Garrett serves as director of clinic
Most people are used to going to the emergency room if they get sick after the doctors have gone home at the end of the day. For the past year and a half patients have had another choice.
For the past eighteen months, Brewton, East Brewton and the surrounding communities have had another choice. The After Hours Clinic is located inside D.W. McMillan Hospital, only steps away from the Emergency Room.
Gray Garrett, the director of the clinic and a nurse practitioner said they have the best of both worlds to them. They can treat patients with minor problems, but they still have access to all the equipment the hospital has available. If they need a consult with a doctor, there is one on duty in the emergency room.
“The After Hours Clinic was a dream of mind and a few others at the hospital,” she said. “Chris Griffin, Stacy HInes, Bob Ellis and I talked about it for the past several years and we finally got around to opening in 2016.
“I love my job here at the After Hours Clinic,” she added. “I actually like coming to work. We provide service that doesn’t compete against the Brewton Medical Center.”
As doctors are ending their work day, the After Hours Clinic opens its doors in D.W. McMillan Hospital. It is open from 4:30 to 11 p.m. on Mondays through Fridays. Weekend hours are from 10 a.m. until 10 p.m. The waiting time for patients are less than it is in the emergency room and the cost is the same as regular office visits. Check out the clinic’s Facebook page for additional information.
Garrett was born and raised in Mobile. She attended St. Paul’s Episcopal School from kindergarten through high school and graduated from there in 1996.
“I always wanted to go into nursing,” she said. “Firstly, my grandfather was an OB doctor and I wanted to go into medicine too, Then I had a terrible accident when I was 15. My family was staying in a condo on the beach and while I was a pedestrian a car smashed into me. I was thrown into the air, fell on top of the car and then to the ground. I was hurt really badly. My head was okay, but my leg was badly broken. I was in a cast for months. I came away from that wanting to become a nurse myself, because there was no reason I didn’t have more damage. I knew that I was left here on earth for a reason.”
After graduating from high school, Garrett attended the University of Alabama receiving her bachelor of science degree in 2001 and worked for five years at the University of Alabama at Birmingham (UAB).
“While there I decided to go to grad school and I received my master’s degree in nursing and women’s health practice,” she said. “While there I met and married Kirk Garrett who was working at a law firm in Birmingham.”
The two of them moved to Brewton, Kirk’s home town, and she went to work at the Escambia County Health Department. They soon had two sons, Liles (7) and Joe (6) and in August of 2013 she started the nurse practitioner program graduating in December of 2014 with a second master’s degree as a family practitioner.
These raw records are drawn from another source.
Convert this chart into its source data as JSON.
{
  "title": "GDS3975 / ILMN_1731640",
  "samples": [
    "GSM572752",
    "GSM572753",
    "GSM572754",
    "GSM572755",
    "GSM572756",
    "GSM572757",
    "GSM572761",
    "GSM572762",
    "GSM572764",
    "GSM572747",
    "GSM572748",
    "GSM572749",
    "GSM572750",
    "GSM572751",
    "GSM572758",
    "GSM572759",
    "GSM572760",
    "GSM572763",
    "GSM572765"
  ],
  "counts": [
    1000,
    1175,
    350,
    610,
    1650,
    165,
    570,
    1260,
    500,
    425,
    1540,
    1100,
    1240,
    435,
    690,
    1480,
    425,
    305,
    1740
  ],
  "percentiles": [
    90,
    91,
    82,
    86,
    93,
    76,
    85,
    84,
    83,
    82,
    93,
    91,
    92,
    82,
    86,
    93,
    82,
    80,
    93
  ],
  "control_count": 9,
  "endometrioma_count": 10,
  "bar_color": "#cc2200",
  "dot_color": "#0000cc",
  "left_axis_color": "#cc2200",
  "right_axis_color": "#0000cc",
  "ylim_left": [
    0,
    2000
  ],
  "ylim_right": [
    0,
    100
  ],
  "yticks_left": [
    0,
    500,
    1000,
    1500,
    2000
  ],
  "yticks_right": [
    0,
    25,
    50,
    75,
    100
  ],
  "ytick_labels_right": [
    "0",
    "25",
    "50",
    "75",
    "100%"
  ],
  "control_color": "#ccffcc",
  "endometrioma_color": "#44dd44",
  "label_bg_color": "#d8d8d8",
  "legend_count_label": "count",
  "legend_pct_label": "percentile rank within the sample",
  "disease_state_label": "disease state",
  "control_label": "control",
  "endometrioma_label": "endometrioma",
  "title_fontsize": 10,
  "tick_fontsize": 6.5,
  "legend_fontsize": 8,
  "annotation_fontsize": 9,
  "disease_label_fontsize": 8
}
“I spent some time working in the ER with Dr. Jimmy Adkisson and we talked about the possibility of an after hours clinic,” Garrett said. “We were able to pull it all together and opened the clinic in 2016. It does not compete with the hospital or the Medical Center. We began our work as the doctors are getting through with their regular hours. In the past, people who needed to be seen after that had no place to go except the ER. We give them a place to go that has less waiting time to be seen and they are only a few steps away if they need a doctor or tests that can only be given in the hospital. I have been given the job that I love and I feel like I have found my place.”
More than half of visits to the ER are for non-emergengies.
Those who need to be seen in the ER are if you have a headache, altered mental status, chest pain, fever-infant less than eight weeks, respiratory distress, abdominal pain, fainting, dehydration, seizure, fracture or vision loss. Go to the After Hours Clinic if there is nasal congestion, ear pain, sore throat, cough, minor injury, strain, sprain, skin infection, fever, urinary tract infection, minor burn, flu or wheezing.